In effect, this is a class with a static function, that takes a dictionary of computed results, and turns it into something.

class ResultMixin(object):
    """Base class housing the static function.

    Why a static function? That's because certain frameworks can only pickle a static function, not an entire
    object.
    """
    @staticmethod
    @abc.abstractmethod
    def build_result(**outputs: typing.Dict[str, typing.Any]) -> typing.Any:
        """This function builds the result given the computed values."""
        pass

So we have a few implementations see Result Builders for the list.

To use it, it needs to be paired with a GraphAdapter - onto the next section!

Graph Adapters#

Graph Adapters adapt the Hamilton DAG, and change how it is executed. They all implement a single interface called base.HamiltonGraphAdapter. They are called internally by Hamilton at the right points in time to make execution work. The link with the Result Builders, is that GraphAdapters need to implement a build_result() function themselves.

class HamiltonGraphAdapter(ResultMixin):
    """Any GraphAdapters should implement this interface to adapt the HamiltonGraph for that particular context.

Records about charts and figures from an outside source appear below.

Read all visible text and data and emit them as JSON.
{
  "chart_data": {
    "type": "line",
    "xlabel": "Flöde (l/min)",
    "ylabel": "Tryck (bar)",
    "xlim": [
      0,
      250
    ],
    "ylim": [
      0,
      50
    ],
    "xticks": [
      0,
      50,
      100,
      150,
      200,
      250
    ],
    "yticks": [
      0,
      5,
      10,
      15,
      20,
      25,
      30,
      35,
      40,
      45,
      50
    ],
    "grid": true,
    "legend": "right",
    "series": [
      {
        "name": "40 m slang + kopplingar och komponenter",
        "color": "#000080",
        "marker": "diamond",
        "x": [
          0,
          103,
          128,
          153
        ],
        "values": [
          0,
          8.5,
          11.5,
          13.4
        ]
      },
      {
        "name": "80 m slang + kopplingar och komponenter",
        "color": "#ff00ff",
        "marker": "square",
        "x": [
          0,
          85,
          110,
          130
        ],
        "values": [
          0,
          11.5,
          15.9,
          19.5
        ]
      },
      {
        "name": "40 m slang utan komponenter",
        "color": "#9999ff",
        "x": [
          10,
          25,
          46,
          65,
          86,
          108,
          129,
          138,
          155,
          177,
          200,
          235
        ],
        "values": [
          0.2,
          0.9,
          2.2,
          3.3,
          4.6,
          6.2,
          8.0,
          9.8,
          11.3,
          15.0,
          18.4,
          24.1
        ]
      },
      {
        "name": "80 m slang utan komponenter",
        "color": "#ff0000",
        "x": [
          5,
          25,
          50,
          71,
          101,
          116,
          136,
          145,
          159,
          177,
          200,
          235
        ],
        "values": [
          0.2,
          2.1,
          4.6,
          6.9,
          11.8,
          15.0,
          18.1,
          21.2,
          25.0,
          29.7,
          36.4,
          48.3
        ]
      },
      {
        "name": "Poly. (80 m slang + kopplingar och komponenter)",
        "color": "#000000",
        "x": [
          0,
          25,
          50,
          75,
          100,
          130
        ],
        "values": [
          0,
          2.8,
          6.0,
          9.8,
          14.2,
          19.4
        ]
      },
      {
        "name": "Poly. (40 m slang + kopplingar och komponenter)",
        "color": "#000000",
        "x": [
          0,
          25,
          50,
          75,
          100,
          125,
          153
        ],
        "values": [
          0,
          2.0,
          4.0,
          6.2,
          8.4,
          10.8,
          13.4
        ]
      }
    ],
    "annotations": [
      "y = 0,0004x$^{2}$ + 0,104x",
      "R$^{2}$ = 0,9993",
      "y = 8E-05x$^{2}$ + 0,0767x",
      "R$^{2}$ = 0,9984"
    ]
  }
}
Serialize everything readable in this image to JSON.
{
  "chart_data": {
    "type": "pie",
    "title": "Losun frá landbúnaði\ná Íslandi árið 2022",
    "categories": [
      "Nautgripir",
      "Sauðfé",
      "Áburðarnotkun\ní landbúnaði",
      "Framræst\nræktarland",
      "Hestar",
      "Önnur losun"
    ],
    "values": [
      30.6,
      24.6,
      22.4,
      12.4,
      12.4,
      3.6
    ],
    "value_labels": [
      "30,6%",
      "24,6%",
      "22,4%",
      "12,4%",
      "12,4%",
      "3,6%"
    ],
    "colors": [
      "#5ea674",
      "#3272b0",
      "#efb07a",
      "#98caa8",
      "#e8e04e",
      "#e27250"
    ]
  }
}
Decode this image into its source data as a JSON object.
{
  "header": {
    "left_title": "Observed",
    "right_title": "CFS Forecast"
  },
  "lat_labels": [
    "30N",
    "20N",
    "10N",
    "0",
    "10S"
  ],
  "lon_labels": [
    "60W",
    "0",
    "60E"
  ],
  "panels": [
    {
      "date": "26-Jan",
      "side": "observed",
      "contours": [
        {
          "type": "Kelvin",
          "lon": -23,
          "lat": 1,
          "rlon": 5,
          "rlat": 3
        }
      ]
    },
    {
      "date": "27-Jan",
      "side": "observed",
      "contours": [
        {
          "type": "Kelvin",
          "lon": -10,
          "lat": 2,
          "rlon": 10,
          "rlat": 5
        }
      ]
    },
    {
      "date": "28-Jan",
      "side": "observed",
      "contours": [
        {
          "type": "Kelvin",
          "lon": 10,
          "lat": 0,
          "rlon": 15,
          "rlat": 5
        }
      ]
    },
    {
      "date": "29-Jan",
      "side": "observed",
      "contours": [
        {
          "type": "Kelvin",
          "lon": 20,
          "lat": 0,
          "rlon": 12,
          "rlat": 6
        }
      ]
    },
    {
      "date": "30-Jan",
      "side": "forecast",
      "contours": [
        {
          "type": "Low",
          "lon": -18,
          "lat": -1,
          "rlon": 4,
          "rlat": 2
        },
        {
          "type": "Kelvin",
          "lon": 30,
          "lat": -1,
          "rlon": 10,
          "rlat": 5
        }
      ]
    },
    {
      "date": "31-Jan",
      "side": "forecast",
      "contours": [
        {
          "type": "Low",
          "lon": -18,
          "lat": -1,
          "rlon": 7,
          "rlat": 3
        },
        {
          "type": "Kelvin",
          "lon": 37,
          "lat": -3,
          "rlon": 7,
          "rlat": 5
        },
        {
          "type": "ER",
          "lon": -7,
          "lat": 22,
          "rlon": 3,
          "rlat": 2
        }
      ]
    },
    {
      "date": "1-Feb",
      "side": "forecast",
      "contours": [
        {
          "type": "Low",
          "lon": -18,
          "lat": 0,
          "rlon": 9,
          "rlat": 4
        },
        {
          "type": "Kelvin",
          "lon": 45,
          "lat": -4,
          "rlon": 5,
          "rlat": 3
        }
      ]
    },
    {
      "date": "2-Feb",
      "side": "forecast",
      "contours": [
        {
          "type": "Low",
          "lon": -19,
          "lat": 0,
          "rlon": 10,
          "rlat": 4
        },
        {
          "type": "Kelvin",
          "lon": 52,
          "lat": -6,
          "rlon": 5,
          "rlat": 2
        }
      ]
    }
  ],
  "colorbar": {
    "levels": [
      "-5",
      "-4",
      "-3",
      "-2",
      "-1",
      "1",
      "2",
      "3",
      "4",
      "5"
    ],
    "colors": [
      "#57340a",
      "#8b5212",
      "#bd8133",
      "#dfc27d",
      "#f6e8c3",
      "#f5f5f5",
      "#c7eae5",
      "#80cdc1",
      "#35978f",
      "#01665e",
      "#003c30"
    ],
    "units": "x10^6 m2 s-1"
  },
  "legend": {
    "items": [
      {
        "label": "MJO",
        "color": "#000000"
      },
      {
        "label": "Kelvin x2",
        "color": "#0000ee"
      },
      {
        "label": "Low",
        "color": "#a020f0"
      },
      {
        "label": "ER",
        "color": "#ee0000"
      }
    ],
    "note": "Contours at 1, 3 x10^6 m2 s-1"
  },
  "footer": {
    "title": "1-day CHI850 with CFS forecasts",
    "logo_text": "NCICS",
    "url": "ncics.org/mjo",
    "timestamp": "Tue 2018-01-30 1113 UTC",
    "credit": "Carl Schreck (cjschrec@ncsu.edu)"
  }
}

    Note since it inherits ResultMixin -- HamiltonGraphAdapters need a `build_result` function too.
    """
    # four functions not shown

The default GraphAdapter is the base.SimplePythonDataFrameGraphAdapter which by default makes Hamilton try to build a pandas.DataFrame when .execute() is called.

If you want to tell Hamilton to return something else, we suggest starting with the base.SimplePythonGraphAdapter and writing a simple class & function that implements the base.ResultMixin interface and passing that in. See Graph Adapters and Result Builders for options.

Otherwise, let’s quickly walk through some options on how to execute a Hamilton DAG.

Local Execution#

You have two options:

  1. Do nothing – and you’ll get base.SimplePythonDataFrameGraphAdapter by default.

  2. Use base.SimplePythonGraphAdapter and pass in a subclass of base.ResultMixin (you can create your own), and then pass that to the constructor of the Driver.

    e.g.

adapter = base.SimplePythonGraphAdapter(base.DictResult())
dr = driver.Driver(..., adapter=adapter)

By passing in base.DictResult() we are telling Hamilton that the result of execute() should be a dictionary with a map of output to computed result.

Scaling Hamilton: Multi-core & Distributed Execution#

This functionality is currently in an “experimental” state. We think the code is solid, but it hasn’t been used in a production environment for long. Thus the API to these GraphAdapters might change.

See the experimental package for the current implementations. We encourage you to give them a spin and provide us with feedback. See Graph Adapters for more details.